I am an insane woman for whom houses wink and open their bellies. Significance stares at me from everywhere, like a gigantic underlying ghostliness. Significance emerges out of dank alleys and sombre faces, leans out of the windows of strange houses. I am constantly reconstructing a pattern of something forever lost …
The house had the shape of an egg, and it was carpeted with cotton and windowless; one slept in the down and heard through the shell the street organ and the apple vendor who could not find the bell.

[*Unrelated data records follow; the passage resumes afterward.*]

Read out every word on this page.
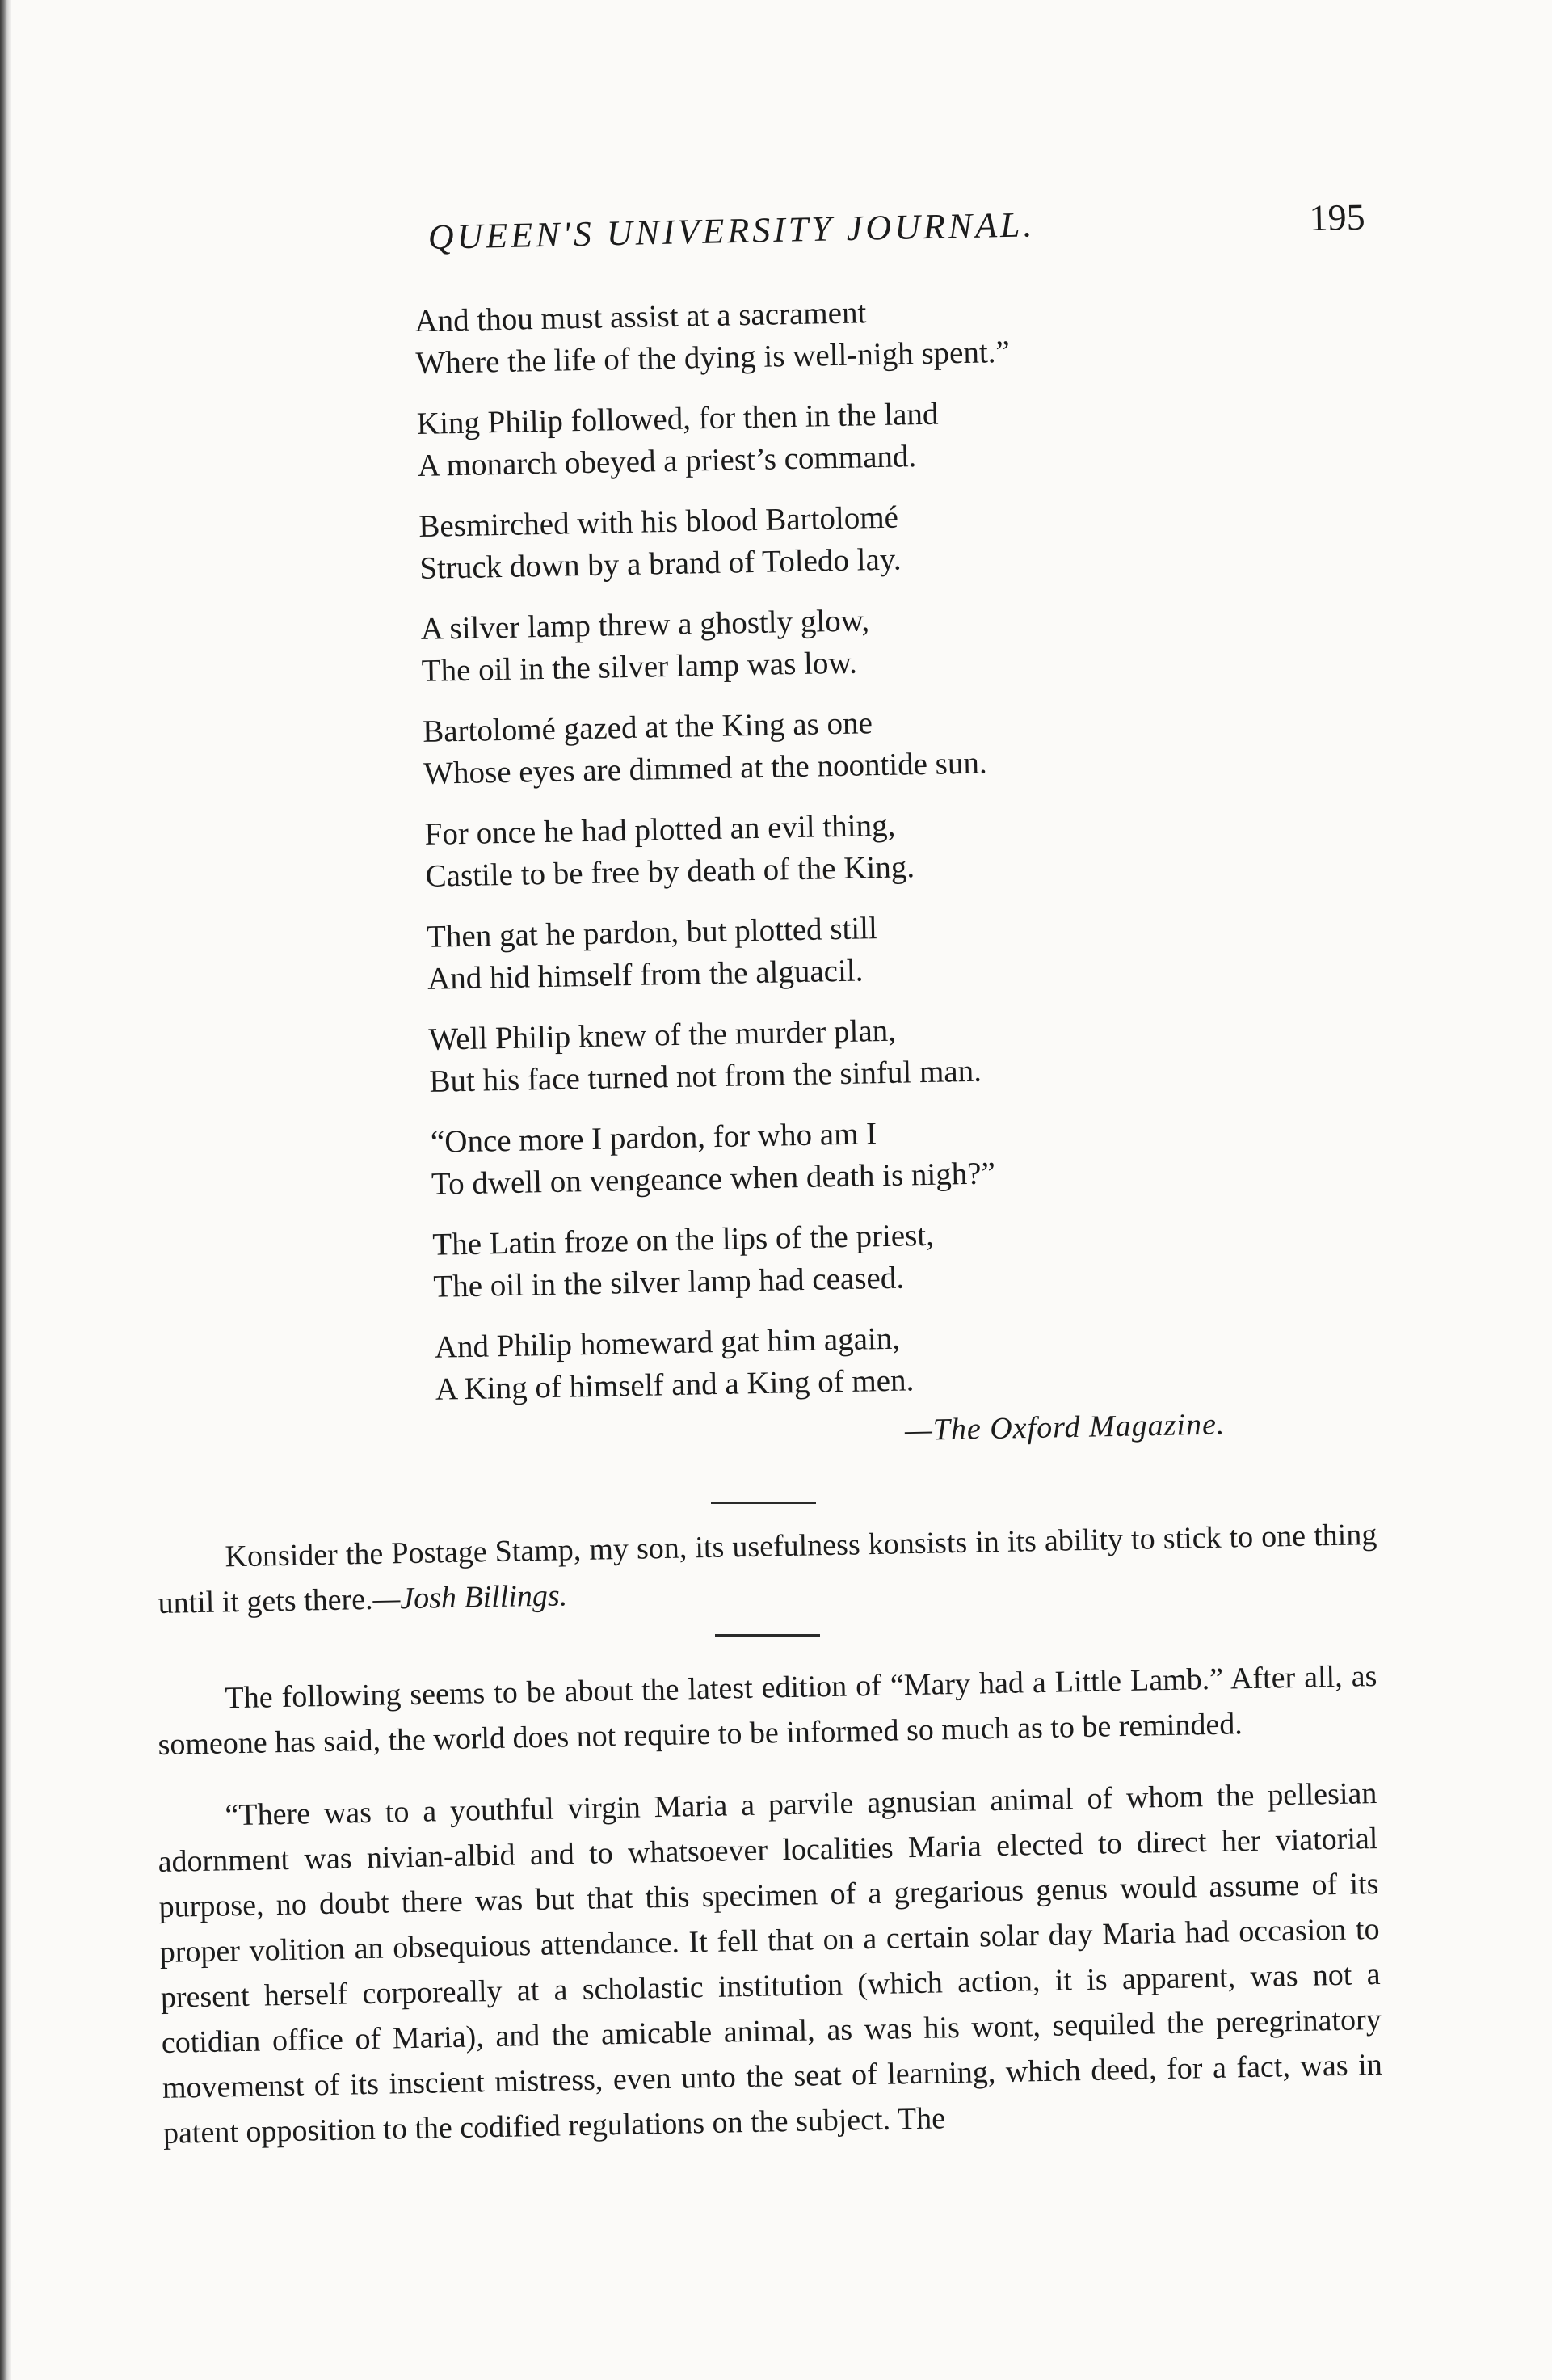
QUEEN'S UNIVERSITY JOURNAL.	195
And thou must assist at a sacrament
Where the life of the dying is well-nigh spent.”
King Philip followed, for then in the land
A monarch obeyed a priest’s command.
Besmirched with his blood Bartolomé
Struck down by a brand of Toledo lay.
A silver lamp threw a ghostly glow,
The oil in the silver lamp was low.
Bartolomé gazed at the King as one
Whose eyes are dimmed at the noontide sun.
For once he had plotted an evil thing,
Castile to be free by death of the King.
Then gat he pardon, but plotted still
And hid himself from the alguacil.
Well Philip knew of the murder plan,
But his face turned not from the sinful man.
“Once more I pardon, for who am I
To dwell on vengeance when death is nigh?”
The Latin froze on the lips of the priest,
The oil in the silver lamp had ceased.
And Philip homeward gat him again,
A King of himself and a King of men.
—The Oxford Magazine.

Konsider the Postage Stamp, my son, its usefulness konsists in its ability to stick to one thing until it gets there.—Josh Billings.

The following seems to be about the latest edition of “Mary had a Little Lamb.” After all, as someone has said, the world does not require to be informed so much as to be reminded.

“There was to a youthful virgin Maria a parvile agnusian animal of whom the pellesian adornment was nivian-albid and to whatsoever localities Maria elected to direct her viatorial purpose, no doubt there was but that this specimen of a gregarious genus would assume of its proper volition an obsequious attendance. It fell that on a certain solar day Maria had occasion to present herself corporeally at a scholastic institution (which action, it is apparent, was not a cotidian office of Maria), and the amicable animal, as was his wont, sequiled the peregrinatory movemenst of its inscient mistress, even unto the seat of learning, which deed, for a fact, was in patent opposition to the codified regulations on the subject. The
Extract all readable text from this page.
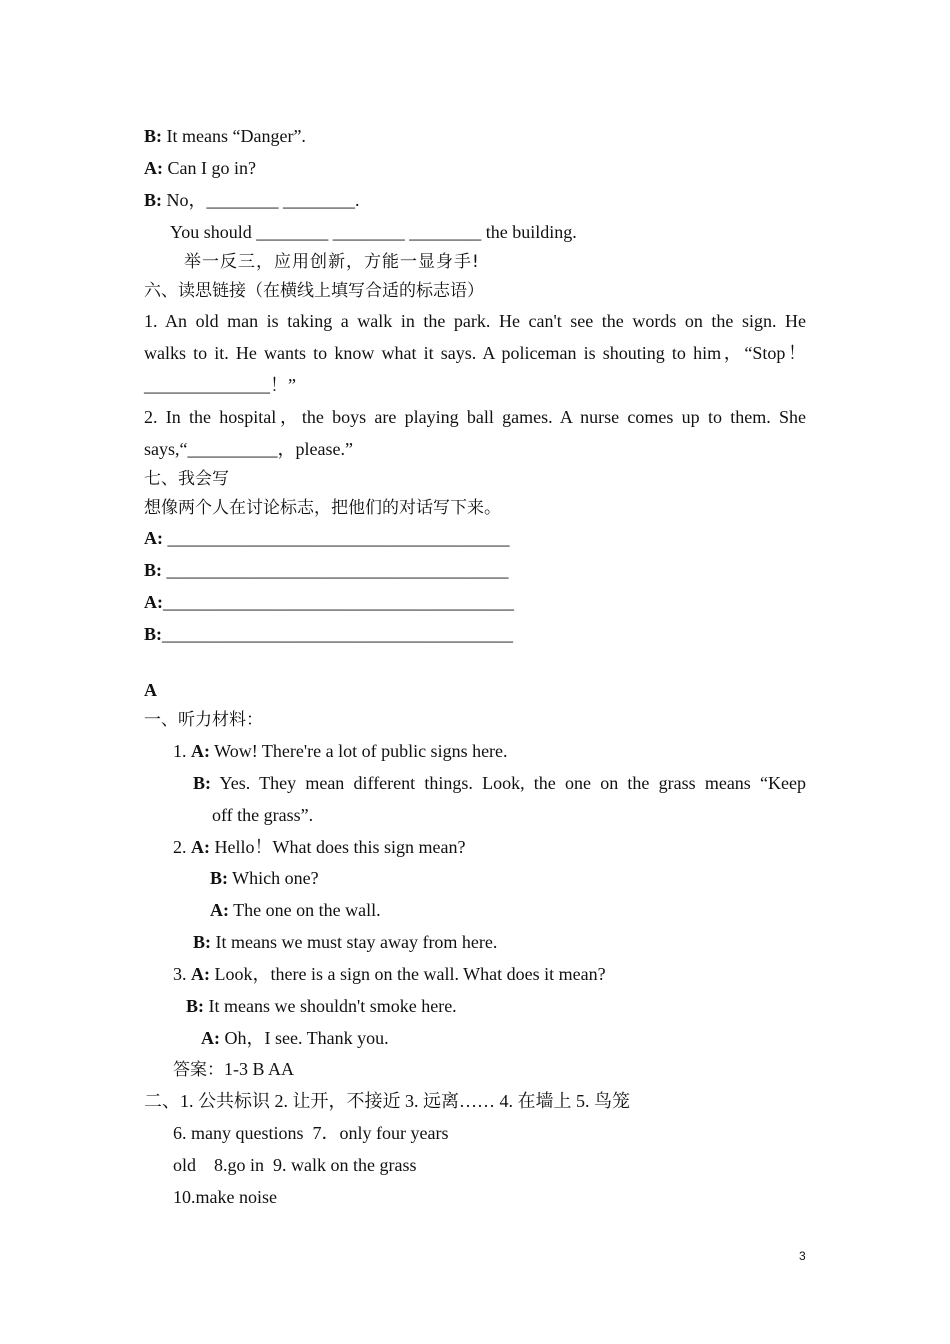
B: It means “Danger”.
A: Can I go in?
B: No，________ ________.
You should ________ ________ ________ the building.
举一反三，应用创新，方能一显身手!
六、读思链接（在横线上填写合适的标志语）
1. An old man is taking a walk in the park. He can't see the words on the sign. He
walks to it. He wants to know what it says. A policeman is shouting to him，“Stop！
______________！”
2. In the hospital，the boys are playing ball games. A nurse comes up to them. She
says,“__________，please.”
七、我会写
想像两个人在讨论标志，把他们的对话写下来。
A: ______________________________________
B: ______________________________________
A:_______________________________________
B:_______________________________________
A
一、听力材料：
1. A: Wow! There're a lot of public signs here.
B: Yes. They mean different things. Look, the one on the grass means “Keep
off the grass”.
2. A: Hello！What does this sign mean?
B: Which one?
A: The one on the wall.
B: It means we must stay away from here.
3. A: Look，there is a sign on the wall. What does it mean?
B: It means we shouldn't smoke here.
A: Oh，I see. Thank you.
答案：1-3 B AA
二、1. 公共标识 2. 让开，不接近 3. 远离…… 4. 在墙上 5. 鸟笼
6. many questions  7．only four years
old    8.go in  9. walk on the grass
10.make noise
3
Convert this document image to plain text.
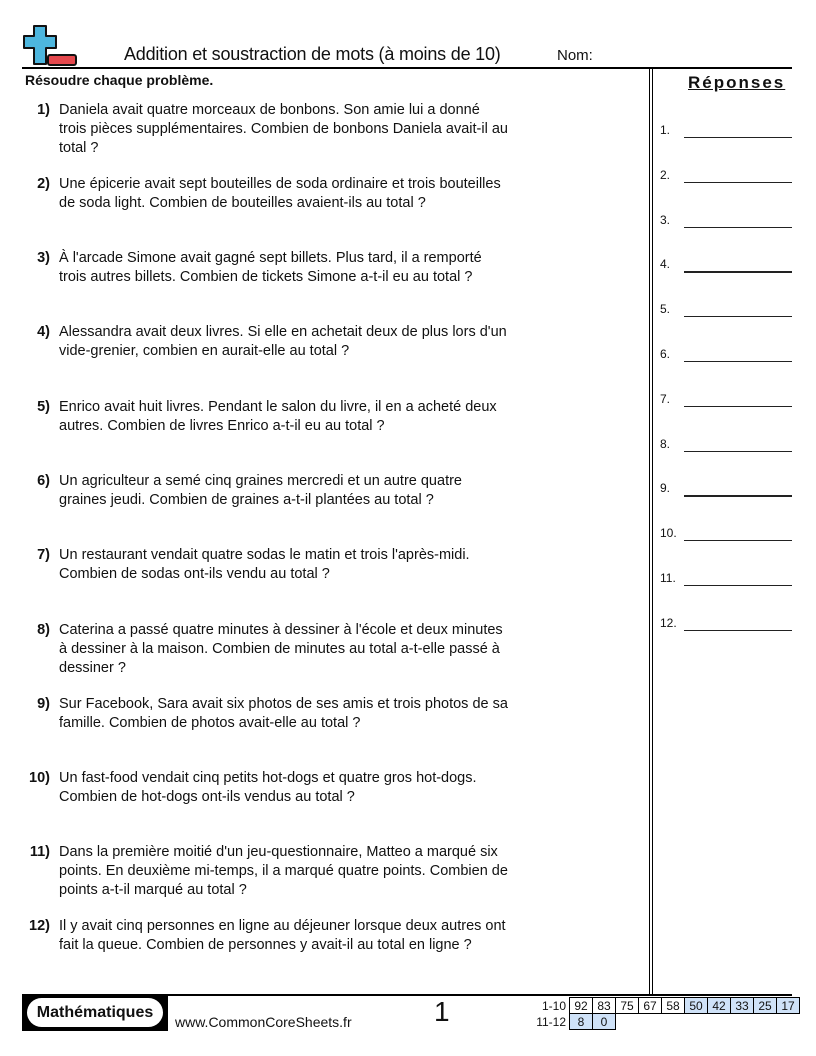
Addition et soustraction de mots (à moins de 10)	Nom:
Résoudre chaque problème.	Réponses
1) Daniela avait quatre morceaux de bonbons. Son amie lui a donné trois pièces supplémentaires. Combien de bonbons Daniela avait-il au total ?
2) Une épicerie avait sept bouteilles de soda ordinaire et trois bouteilles de soda light. Combien de bouteilles avaient-ils au total ?
3) À l'arcade Simone avait gagné sept billets. Plus tard, il a remporté trois autres billets. Combien de tickets Simone a-t-il eu au total ?
4) Alessandra avait deux livres. Si elle en achetait deux de plus lors d'un vide-grenier, combien en aurait-elle au total ?
5) Enrico avait huit livres. Pendant le salon du livre, il en a acheté deux autres. Combien de livres Enrico a-t-il eu au total ?
6) Un agriculteur a semé cinq graines mercredi et un autre quatre graines jeudi. Combien de graines a-t-il plantées au total ?
7) Un restaurant vendait quatre sodas le matin et trois l'après-midi. Combien de sodas ont-ils vendu au total ?
8) Caterina a passé quatre minutes à dessiner à l'école et deux minutes à dessiner à la maison. Combien de minutes au total a-t-elle passé à dessiner ?
9) Sur Facebook, Sara avait six photos de ses amis et trois photos de sa famille. Combien de photos avait-elle au total ?
10) Un fast-food vendait cinq petits hot-dogs et quatre gros hot-dogs. Combien de hot-dogs ont-ils vendus au total ?
11) Dans la première moitié d'un jeu-questionnaire, Matteo a marqué six points. En deuxième mi-temps, il a marqué quatre points. Combien de points a-t-il marqué au total ?
12) Il y avait cinq personnes en ligne au déjeuner lorsque deux autres ont fait la queue. Combien de personnes y avait-il au total en ligne ?
1.
2.
3.
4.
5.
6.
7.
8.
9.
10.
11.
12.
Mathématiques
www.CommonCoreSheets.fr	1	1-10	92	83	75	67	58	50	42	33	25	17
11-12	8	0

Images – bringing a dissolution of the soul within the body like the rupture of sweet-acid of the orgasm. Images made the blood run back and forth, and the watchfulness of the mind watching against dangerous ecstasies was now useless. Reality was drowned and fantasies choked each hour of the day. Nothing seems true today except the death of the goldfish who used to make love at ninety kilometres an hour in the pool. The maid has given him a Christian burial. To the worms! To the worms!
La lectura es compleja, abstracta, onírica, pero envuelve y deleita. Me quedo con la idea de que cuando vemos al ser amado, empezamos a tener un cuerpo, como si volviéramos a nacer.